I was immediately sent back 16 years to the start of the NFRC adventures. In this current case, it was like the more things change the more they stay the same. The push is for new window technology, dynamic technology and there’s money to be had from the DOE. Sadly, I am sure the same cast of characters from the bad ‘ole days of NFRC will all be in line with their hands out. Nothing usable will come of this but a bunch of labs and consultants will get some cash. Yes, I have a grudge that dates to 2004 here and I’m still banging that drum. Bottom line is I would love that we as an industry jump all over any and all opportunities here, I just don’t trust those involved in the process.
- Last this week, two more spots on my “Influential 15.”
These are folks that in my opinion over the last 15 years of my blogging have been most influential in our industry. First up is Bernard Lax of Pulp Studios. This comment will probably get me in trouble; there is no better specialty glass fabricator than Bernard and Pulp. He’s constantly changing the game and, as I noted last week with W&W pushing the envelope, Bernard absolutely lives outside of the box.
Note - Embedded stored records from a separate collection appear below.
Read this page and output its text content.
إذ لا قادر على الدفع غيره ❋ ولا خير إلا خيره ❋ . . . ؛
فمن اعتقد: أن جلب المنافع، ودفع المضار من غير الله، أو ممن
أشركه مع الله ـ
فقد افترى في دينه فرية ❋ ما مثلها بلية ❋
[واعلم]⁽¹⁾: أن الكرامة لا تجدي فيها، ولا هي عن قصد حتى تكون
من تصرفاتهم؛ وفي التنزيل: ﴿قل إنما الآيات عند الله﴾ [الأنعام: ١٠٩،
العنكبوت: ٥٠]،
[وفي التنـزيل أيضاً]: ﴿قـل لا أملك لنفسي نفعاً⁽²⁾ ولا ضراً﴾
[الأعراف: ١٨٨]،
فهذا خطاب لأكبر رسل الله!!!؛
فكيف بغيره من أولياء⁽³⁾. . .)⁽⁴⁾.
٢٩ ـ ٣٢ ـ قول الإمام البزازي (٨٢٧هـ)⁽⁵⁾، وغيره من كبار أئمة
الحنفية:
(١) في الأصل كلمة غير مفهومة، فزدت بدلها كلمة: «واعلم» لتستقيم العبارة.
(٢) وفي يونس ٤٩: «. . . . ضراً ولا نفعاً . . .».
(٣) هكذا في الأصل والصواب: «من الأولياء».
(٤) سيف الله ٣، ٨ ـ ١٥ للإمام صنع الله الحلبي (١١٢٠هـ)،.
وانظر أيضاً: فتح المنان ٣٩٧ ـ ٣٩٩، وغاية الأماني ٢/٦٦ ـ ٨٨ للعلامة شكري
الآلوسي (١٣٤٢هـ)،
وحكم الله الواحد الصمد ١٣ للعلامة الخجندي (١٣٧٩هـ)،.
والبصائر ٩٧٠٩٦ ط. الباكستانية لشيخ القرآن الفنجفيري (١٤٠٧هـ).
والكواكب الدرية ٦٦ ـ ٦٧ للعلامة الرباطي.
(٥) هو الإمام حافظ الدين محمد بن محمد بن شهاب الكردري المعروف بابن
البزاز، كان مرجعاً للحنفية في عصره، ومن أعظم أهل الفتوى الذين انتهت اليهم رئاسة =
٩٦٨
He’s forced people in that segment to get better to keep up and that is good for our world for sure. And Bernard is absolutely unafraid to share his opinions to help our industry grow, and that is a trait that I think most on my list share and one I really appreciate.
The other spot on my list goes to Rob Struble of Vitro, formerly known as PPG. Sure, I mention how Rob’s clothing choices for the sales teams are always top notch, but there is so much more there. Rob completely changed the communication and messaging game in our industry, and we all follow the paths he’s laid out. Rob’s usage of microsites and focus on education were big steps when no one else were taking them. His sharp branding approaches were amazing especially when you consider he had to maintain and cultivate an old brand in PPG and then quickly transform Vitro into a larger presence. Neither were easy lifts. Part of being influential is when someone creates something, then you see many others emulate or imitate, and that has happened and keeps happening with Rob. Plus, I am jealous of Rob’s skillset overall; good man who speaks softly but carries the big communication stick. So that is two more spots filled with 10 left, and as I was pulling this together it really was a lot of trips down memory lane but also recollection of maneuvers that made our industry better or different and those who know me know I am all about that.